His van was found Sunday abandoned in a motel parking lot. Nearby, FOX 13 reports, was a man’s severed arm. More remains were discovered at a gas-station dumpster two miles away from Perry’s home, which had been ransacked.
On Friday authorities arrested Perry’s two roommates, Roxanne D. Davis, 49, and James W. Davis, 46, who had been missing since Sunday. The St. Petersburg Times reports that James Davis is charged with trafficking of controlled substances, possession of paraphernalia, possession of controlled substances and two warrants for failure to appear in court. Roxanne Davis is charged with violation of parole, grand theft and burglary.
Police have avoided publicly referring to the case as a homicide investigation, but signs obviously point to that. The Florida Department of Law Enforcement told The Tampa Tribune the agency had been called in to assist with an apparent homicide, but wouldn’t say whether it was related to the missing persons investigation. However, Zephyrhills Mayor Cliff McDuffie said, “I assume it is the same investigation. I assume it is a homicide.”
Perry, 56, is best known for his work on the mid-1980s animated series ThunderCats and SilverHawks, both developed by Rankin/Bass. However, he also wrote comics like Timespirits and Psi-Force for Marvel and Wally Wood’s THUNDER Agents for Deluxe.
His struggles with bladder cancer and dwindling finances were publicized in recent months by the likes of Steve Bissette and the Hero Initiative, an organization that he credited with saving his “very life with its good will, generosity and kindness.”
“They allowed me to seek some medical help and enabled me and my son to put a roof over our heads — I was homeless with that little boy in my van last year,” Perry wrote in mid-March on the charity’s blog. “The Initiative gave me the breathing room to get some Medicaid and food stamps, and while we are always in danger of losing our home, electricity and belongings at any moment, I will always be grateful from the depths of my heart for the past six months of fairly solid home life I have had with my little boy.”

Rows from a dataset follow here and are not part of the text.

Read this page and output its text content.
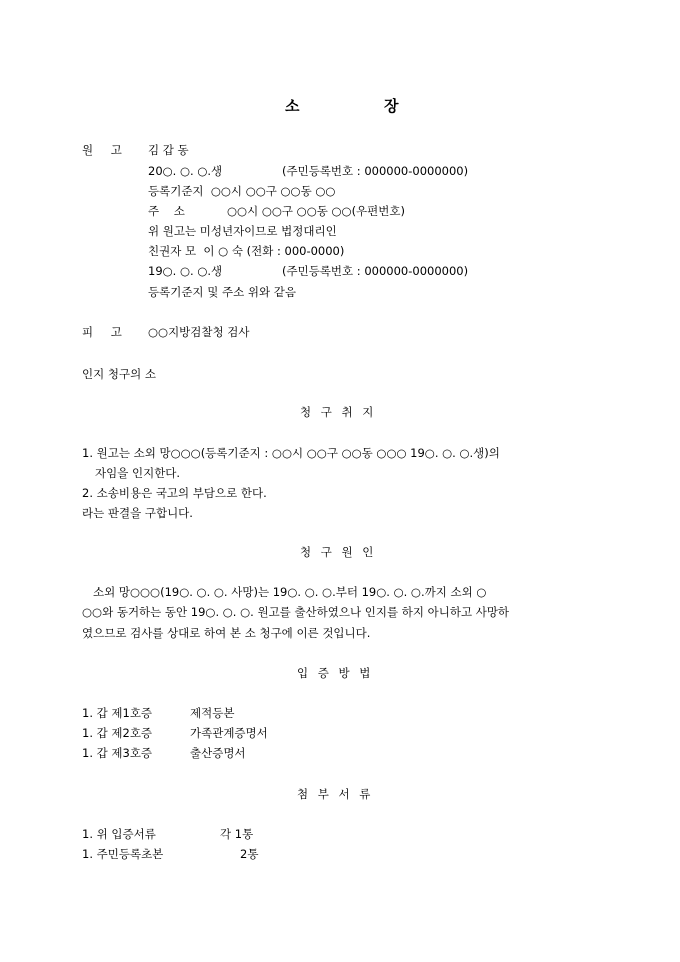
소	장
원 고 김 갑 동
20○. ○. ○.생	(주민등록번호 : 000000-0000000)
등록기준지  ○○시 ○○구 ○○동 ○○
주    소	○○시 ○○구 ○○동 ○○(우편번호)
위 원고는 미성년자이므로 법정대리인
친권자 모  이 ○ 숙 (전화 : 000-0000)
19○. ○. ○.생	(주민등록번호 : 000000-0000000)
등록기준지 및 주소 위와 같음
피 고 ○○지방검찰청 검사
인지 청구의 소
청 구 취 지
1. 원고는 소외 망○○○(등록기준지 : ○○시 ○○구 ○○동 ○○○ 19○. ○. ○.생)의
자임을 인지한다.
2. 소송비용은 국고의 부담으로 한다.
라는 판결을 구합니다.
청 구 원 인
소외 망○○○(19○. ○. ○. 사망)는 19○. ○. ○.부터 19○. ○. ○.까지 소외 ○
○○와 동거하는 동안 19○. ○. ○. 원고를 출산하였으나 인지를 하지 아니하고 사망하
였으므로 검사를 상대로 하여 본 소 청구에 이른 것입니다.
입 증 방 법
1. 갑 제1호증	제적등본
1. 갑 제2호증	가족관계증명서
1. 갑 제3호증	출산증명서
첨 부 서 류
1. 위 입증서류	각 1통
1. 주민등록초본	2통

Perry talked more about Hero Initiative in a video posted just last week at Comic Book Resources.
Update: The St. Petersburg Times reports that Pasco County court records show Perry and his 5-year-old son Leo filed for a protective order against a woman late last month. However, the request was dismissed when Perry didn’t appear at a hearing on May 13, three days before the discovery of his abandoned van and ransacked house.
According to Zephyrhills police Capt. Robert McKinney, Leo is safe and with his mother. McKinney also acknowledged that Roxanne Davis and James Davis are people of interest in a “possible homicide.”
Update 2: Hero Initiative President Jim McLauchlin told Robot 6 that the organization had been in contact with local police, who at the time were treating this as a missing persons case. “Certainly, we hope for the best,” McLauchlin said.
Over the past eight months, Hero Initiative had assisted Perry by paying rent, utilities and medical bills. The charity also helped with medical referrals, lined up some paying work and brought him to MegaCon in March so he could reconnect with the comics industry.
Update 3: Steve Bissette writes about the life and career of his friend Stephen Perry.
Update 4 (May 23): An interview in today’s St. Petersburg Times with Krystal Carroll, Perry’s ex-girlfriend and Leo’s mother, all but confirms the writer’s fate: “Saturday, Carroll talked of Perry in the past tense. She would not say what detectives told her, as she doesn’t want to hurt the case. But she did say her son ‘knows that Daddy is in heaven’.”